Tercer Éxodo  
 
  El baño de la muchacha 04-05-2024 19:35 (UTC)
   
 


EL BAÑO DE LA MUCHACHA.
Enviado por Bokung Ondo Akum el 05/08/2012 a las 01:57 AM
Etiquetas: Río belleza narración. | Categorías Literatura


Era uno de esos días de intenso calor, insoportable bochorno típico de los climas tropicales. Para sofocar el calor que lo asfixiaba, una joven mujer decidió darse un chapuzón en el río, al otro lado de la carretera que atravesaba su poblado.

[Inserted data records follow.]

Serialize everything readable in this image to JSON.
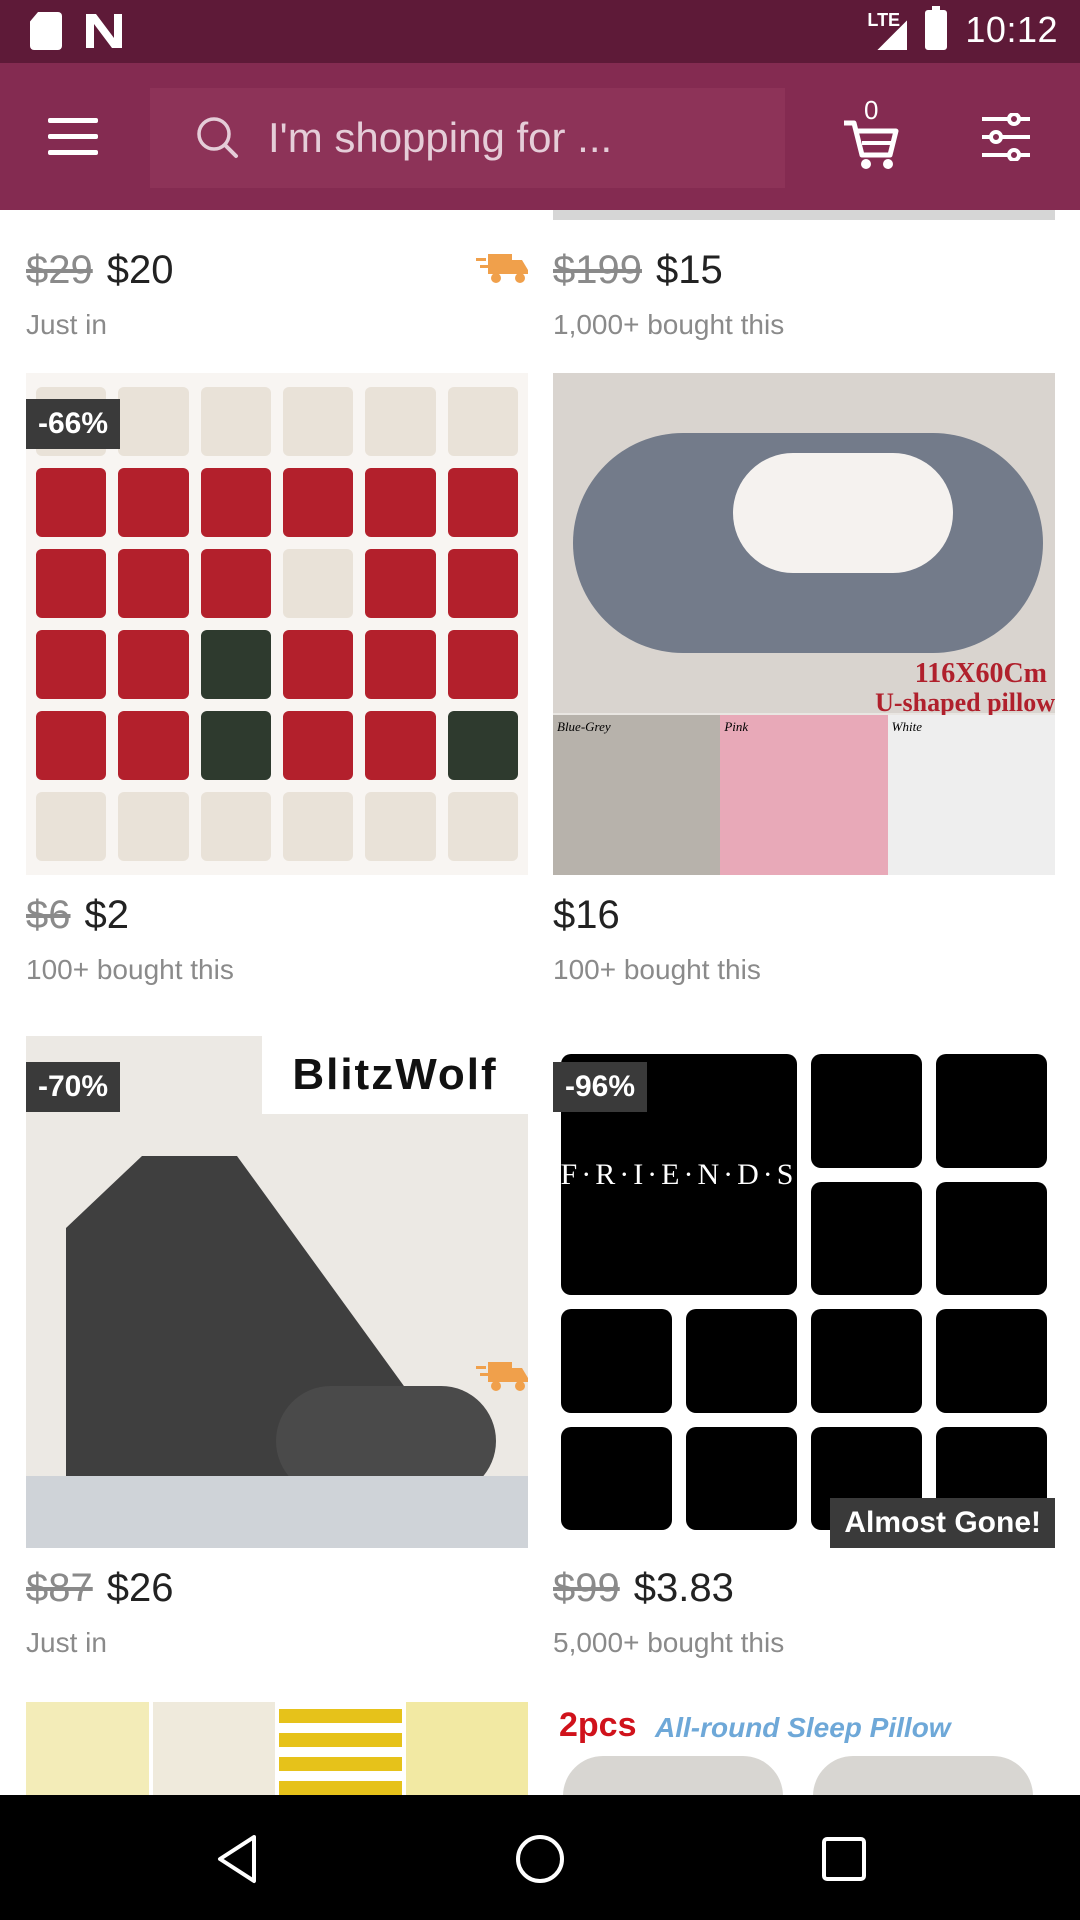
{
  "status_bar": {
    "network": "LTE",
    "time": "10:12"
  },
  "search": {
    "placeholder": "I'm shopping for ..."
  },
  "cart": {
    "count": "0"
  },
  "products": [
    {
      "old_price": "$29",
      "new_price": "$20",
      "meta": "Just in",
      "shipping_icon": "truck-icon"
    },
    {
      "old_price": "$199",
      "new_price": "$15",
      "meta": "1,000+ bought this"
    },
    {
      "badge": "-66%",
      "old_price": "$6",
      "new_price": "$2",
      "meta": "100+ bought this"
    },
    {
      "image_text_1": "116X60Cm",
      "image_text_2": "U-shaped pillow",
      "color_labels": [
        "Blue-Grey",
        "Pink",
        "White"
      ],
      "new_price": "$16",
      "meta": "100+ bought this"
    },
    {
      "badge": "-70%",
      "brand_logo": "BlitzWolf",
      "old_price": "$87",
      "new_price": "$26",
      "meta": "Just in",
      "shipping_icon": "truck-icon"
    },
    {
      "badge": "-96%",
      "status": "Almost Gone!",
      "image_text": "F·R·I·E·N·D·S",
      "old_price": "$99",
      "new_price": "$3.83",
      "meta": "5,000+ bought this"
    },
    {
      "image_text_1": "2pcs",
      "image_text_2": "All-round Sleep Pillow"
    }
  ],
  "colors": {
    "status_bar": "#5e1a38",
    "app_bar": "#842b51",
    "search_bg": "#8d3358",
    "badge": "#3a3a3a",
    "truck": "#f0a04b"
  }
}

La joven mujer colgó del brazo un ligero cazo para proveerse de agua fresca para beber cuando estuviera de vuelta a casa. Se dejó guiar por el sendero zigzagueante que descendía hacia el río. Ya junto a aquél remanso de aguas límpidas, surcando impertérritas el frondoso bosque circundante al pueblo, la joven se desnudó posando su ropa sobre un mohoso tronco erguido de un árbol antaño talado. Con pasos lentos pero firmes, la mujer se encaminó hacia el suave silencio del río, con los brazos cruzados sobre su pecho como si tratara de ocultar sus enhiestos pechos.

Nadó de orilla a orilla dos, tres,…, tantas veces cuanto pudo. Se sintió muy aliviada. Se zambulló cuantas veces quiso hasta extasiarse del placer del agua que resbalaba sobre su tersa piel de ébano. La muchacha tenía unos ojos tan grandes como platillos color Tanganyka, cuya mirada parecía atravesar las espesuras.

Al instintivo giro de su cuello de cisne se percató de una extraña presencia. Una observación más atenta llevó su mirada hacia el medio tronco de árbol sobre el que posaban sus ropas. Alguien acababa de llevarse toda su ropa.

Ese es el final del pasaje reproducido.